Sim2Real, transfer AI-assistant from simulation to real-world operation

 

Context and motivation: Despite sharing identical functional properties, including grid components, topology, and operational constraints, the real-world operating scenario for AI assistants presents unique challenges that may deviate from the controlled conditions of the training phase (and environment). The concept of Sim2Real captures the fundamental transition from a training environment (digital or simulation) to reality, reflecting the necessity for an AI assistant to seamlessly adapt and perform optimally in the dynamic and unpredictable conditions of a real transmission grid. This transition underscores the significance of assessing the AI assistant’s ability to generalise its learned behaviours and decision-making processes, considering the complexities and uncertainties inherent in real-world grid operations. In high-risk sectors, it is crucial to ensure that the AI assistant’s capabilities extend beyond theoretical simulations to effectively address the nuanced challenges and variations encountered in practical and operational scenarios.

 

Problem formulation: Outlines two paths for an AI assistant to manage a transmission grid. 1) In coping with real-world conditions, the AI assistant monitors grid situations, raises alerts for human intervention, and provides action recommendations, considering uncertainty from noisy and partially missing data. The human operator makes decisions based on AI suggestions, with feedback loops to continuously improve interactions and learn from realised actions. 2) When data limitations prevent full autonomy, the AI assistant alerts the human operator due to missing or poor-quality data.

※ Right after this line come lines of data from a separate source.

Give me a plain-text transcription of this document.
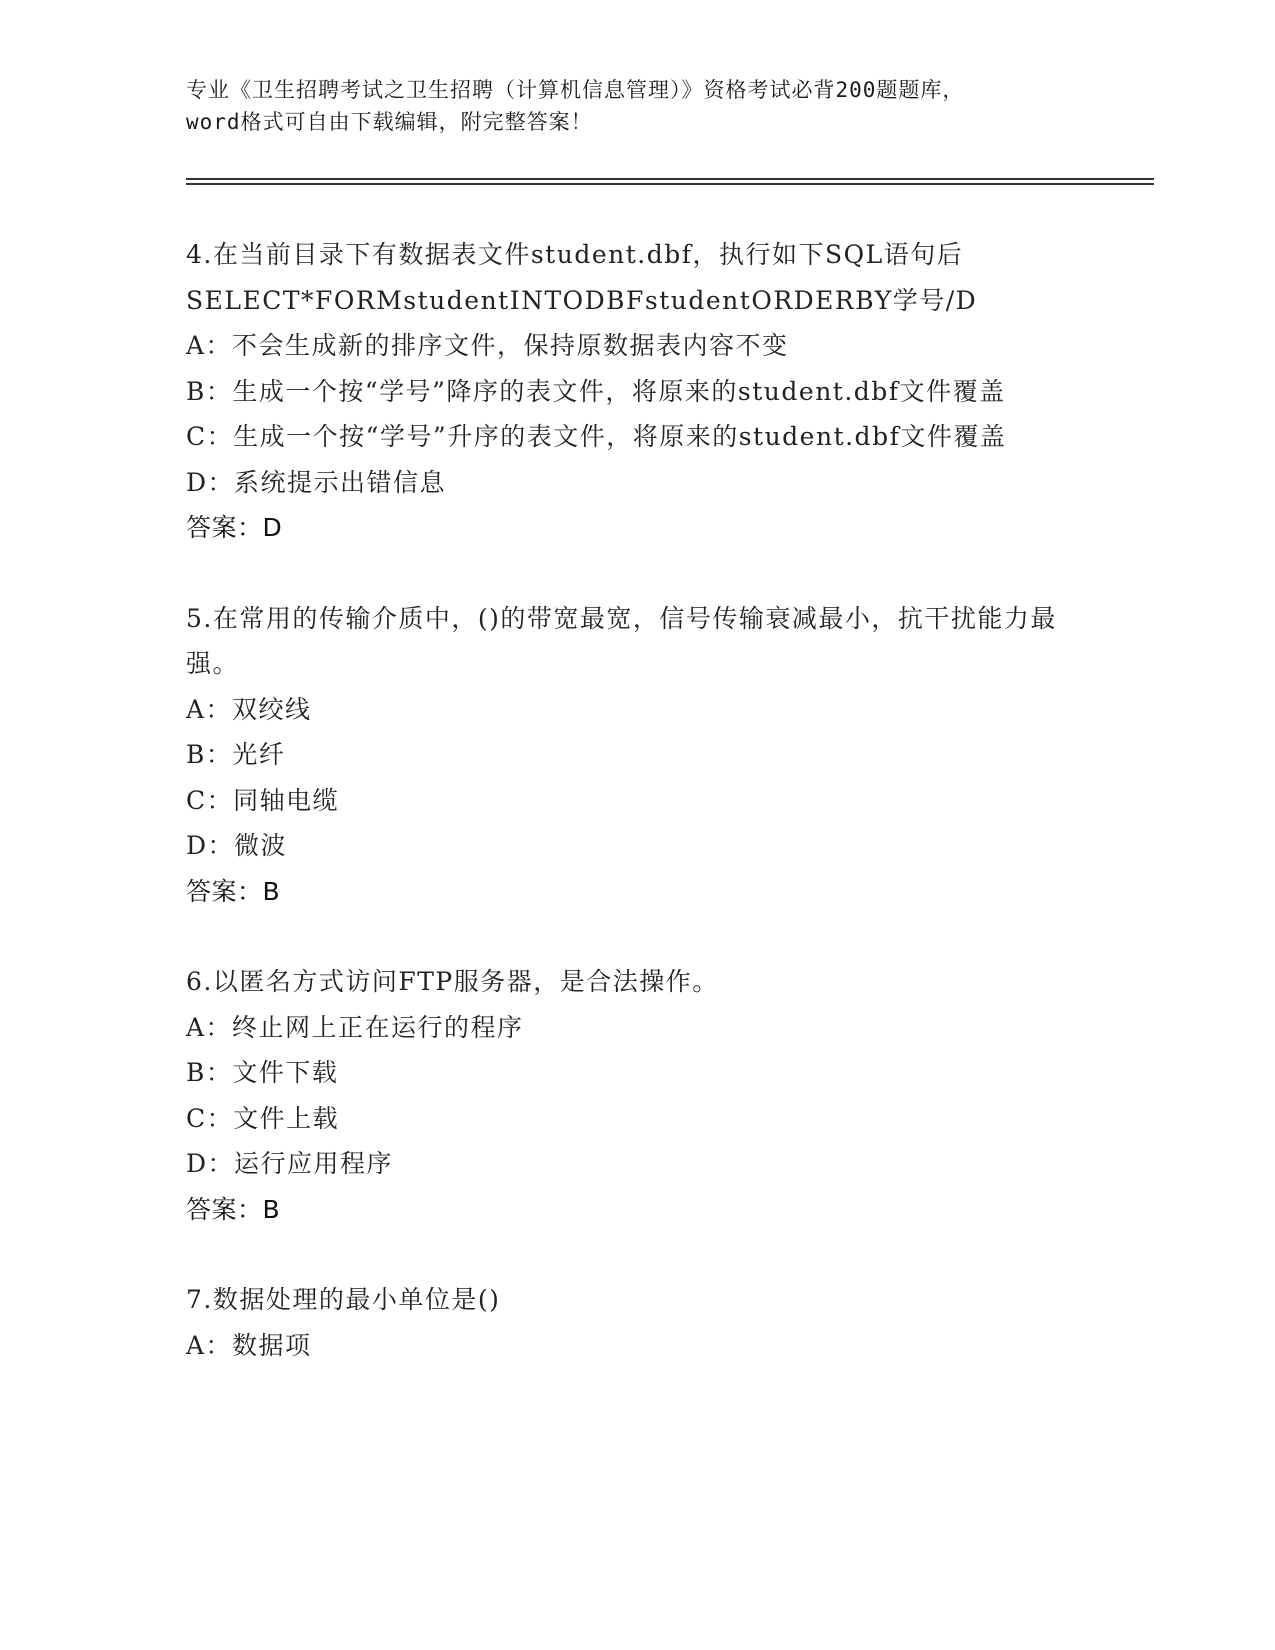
专业《卫生招聘考试之卫生招聘（计算机信息管理）》资格考试必背200题题库，
word格式可自由下载编辑，附完整答案！
4.在当前目录下有数据表文件student.dbf，执行如下SQL语句后
SELECT*FORMstudentINTODBFstudentORDERBY学号/D
A：不会生成新的排序文件，保持原数据表内容不变
B：生成一个按“学号”降序的表文件，将原来的student.dbf文件覆盖
C：生成一个按“学号”升序的表文件，将原来的student.dbf文件覆盖
D：系统提示出错信息
答案：D
5.在常用的传输介质中，()的带宽最宽，信号传输衰减最小，抗干扰能力最强。
A：双绞线
B：光纤
C：同轴电缆
D：微波
答案：B
6.以匿名方式访问FTP服务器，是合法操作。
A：终止网上正在运行的程序
B：文件下载
C：文件上载
D：运行应用程序
答案：B
7.数据处理的最小单位是()
A：数据项
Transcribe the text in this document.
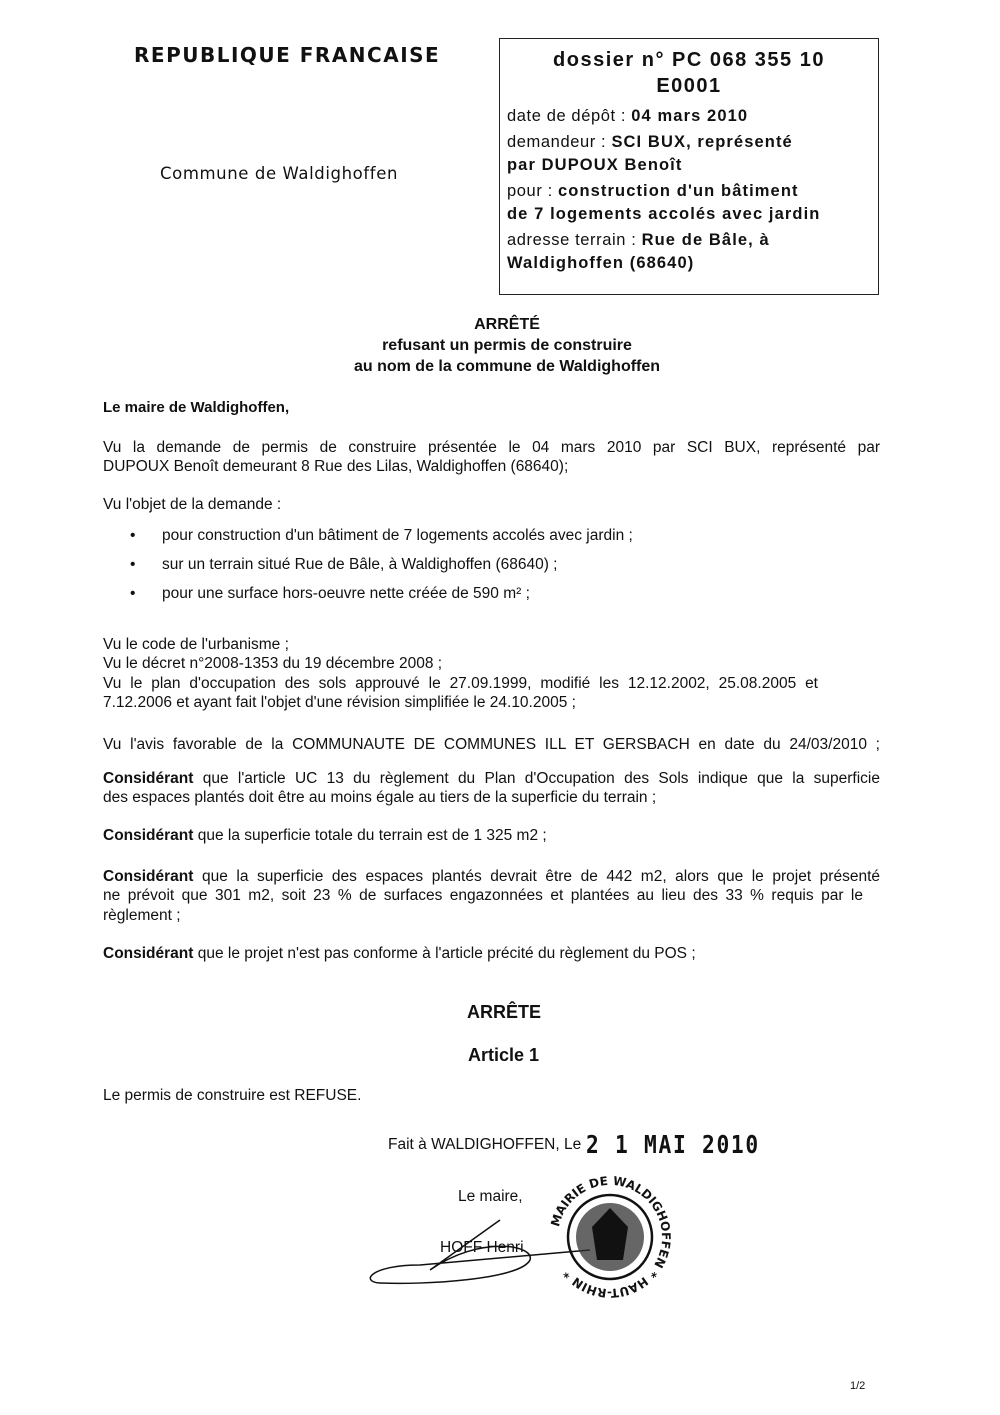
REPUBLIQUE FRANCAISE
Commune de Waldighoffen
dossier n° PC 068 355 10
E0001
date de dépôt : 04 mars 2010
demandeur : SCI BUX, représenté
par DUPOUX Benoît
pour : construction d'un bâtiment
de 7 logements accolés avec jardin
adresse terrain : Rue de Bâle, à
Waldighoffen (68640)
ARRÊTÉ
refusant un permis de construire
au nom de la commune de Waldighoffen
Le maire de Waldighoffen,
Vu la demande de permis de construire présentée le 04 mars 2010 par SCI BUX, représenté par
DUPOUX Benoît demeurant 8 Rue des Lilas, Waldighoffen (68640);
Vu l'objet de la demande :
• pour construction d'un bâtiment de 7 logements accolés avec jardin ;
• sur un terrain situé Rue de Bâle, à Waldighoffen (68640) ;
• pour une surface hors-oeuvre nette créée de 590 m² ;
Vu le code de l'urbanisme ;
Vu le décret n°2008-1353 du 19 décembre 2008 ;
Vu le plan d'occupation des sols approuvé le 27.09.1999, modifié les 12.12.2002, 25.08.2005 et
7.12.2006 et ayant fait l'objet d'une révision simplifiée le 24.10.2005 ;
Vu l'avis favorable de la COMMUNAUTE DE COMMUNES ILL ET GERSBACH en date du 24/03/2010 ;
Considérant que l'article UC 13 du règlement du Plan d'Occupation des Sols indique que la superficie
des espaces plantés doit être au moins égale au tiers de la superficie du terrain ;
Considérant que la superficie totale du terrain est de 1 325 m2 ;
Considérant que la superficie des espaces plantés devrait être de 442 m2, alors que le projet présenté
ne prévoit que 301 m2, soit 23 % de surfaces engazonnées et plantées au lieu des 33 % requis par le
règlement ;
Considérant que le projet n'est pas conforme à l'article précité du règlement du POS ;
ARRÊTE
Article 1
Le permis de construire est REFUSE.
Fait à WALDIGHOFFEN, Le 2 1 MAI 2010
Le maire,
HOFF Henri
MAIRIE DE WALDIGHOFFEN * HAUT-RHIN *
1/2
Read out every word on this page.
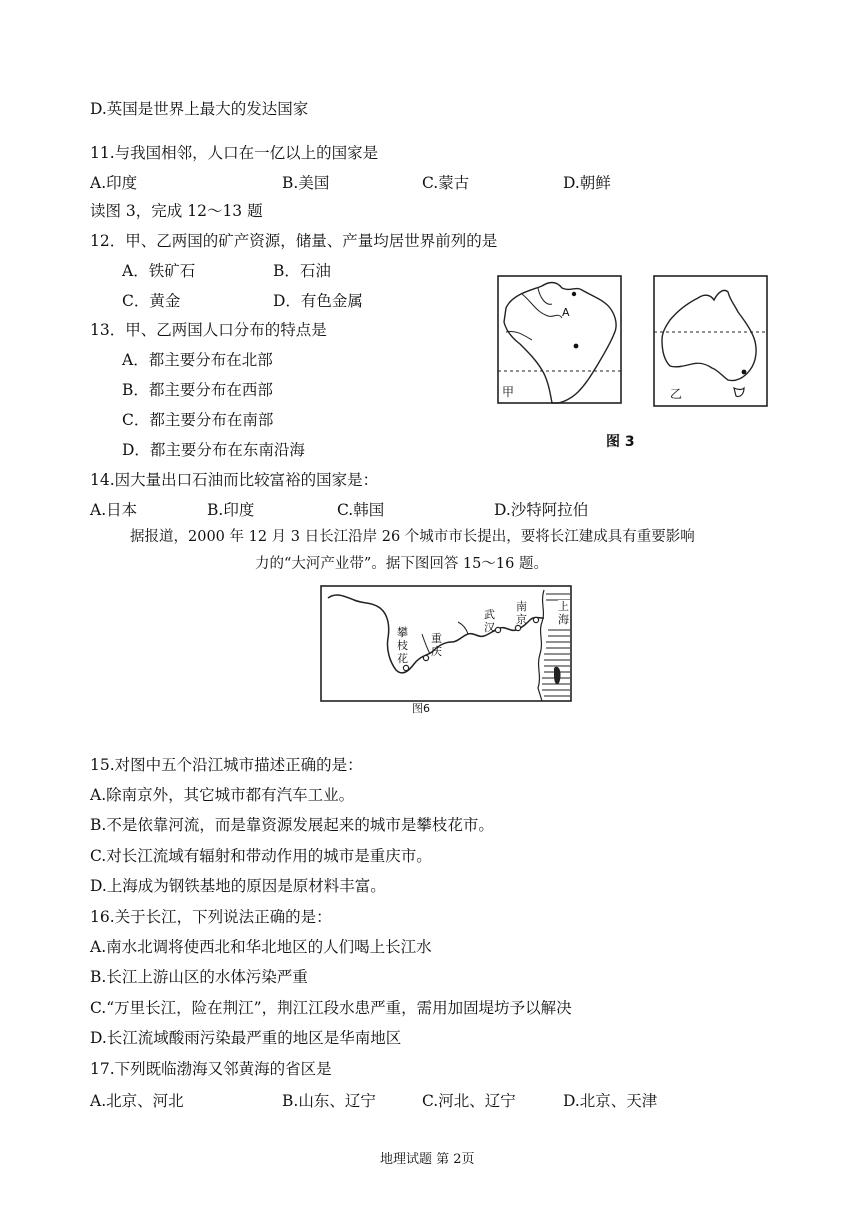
D.英国是世界上最大的发达国家
11.与我国相邻，人口在一亿以上的国家是
A.印度	B.美国	C.蒙古	D.朝鲜
读图 3，完成 12～13 题
12．甲、乙两国的矿产资源，储量、产量均居世界前列的是
A．铁矿石	B．石油
C．黄金	D．有色金属
13．甲、乙两国人口分布的特点是
A．都主要分布在北部
B．都主要分布在西部
C．都主要分布在南部
D．都主要分布在东南沿海
A
甲	乙
图 3
14.因大量出口石油而比较富裕的国家是：
A.日本	B.印度	C.韩国	D.沙特阿拉伯
据报道，2000 年 12 月 3 日长江沿岸 26 个城市市长提出，要将长江建成具有重要影响
力的“大河产业带”。据下图回答 15～16 题。
攀枝花
重庆
武汉
南京
上海
图6
15.对图中五个沿江城市描述正确的是：
A.除南京外，其它城市都有汽车工业。
B.不是依靠河流，而是靠资源发展起来的城市是攀枝花市。
C.对长江流域有辐射和带动作用的城市是重庆市。
D.上海成为钢铁基地的原因是原材料丰富。
16.关于长江，下列说法正确的是：
A.南水北调将使西北和华北地区的人们喝上长江水
B.长江上游山区的水体污染严重
C.“万里长江，险在荆江”，荆江江段水患严重，需用加固堤坊予以解决
D.长江流域酸雨污染最严重的地区是华南地区
17.下列既临渤海又邻黄海的省区是
A.北京、河北	B.山东、辽宁	C.河北、辽宁	D.北京、天津
地理试题 第 2页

The operator can provide missing information to aid the AI in such cases.

 

Stakeholders: Transmission system operators, human operators, transmission grid users, and electricity market participants.

 

Threats and vulnerabilities: Adversarial data attacks; trust from human operators; mismatch between AI training and deployment; dependency on external systems (forecasting, SCADA measurements); human manipulation (e.g., misleading feedback, deliberately misusing the AI learning process).

 

Key benefits: Minimise operational costs; facilitate energy transition by reducing renewable energy curtailment; reduce the workload of the human operator; increase resilience to extreme (natural and man-made) events).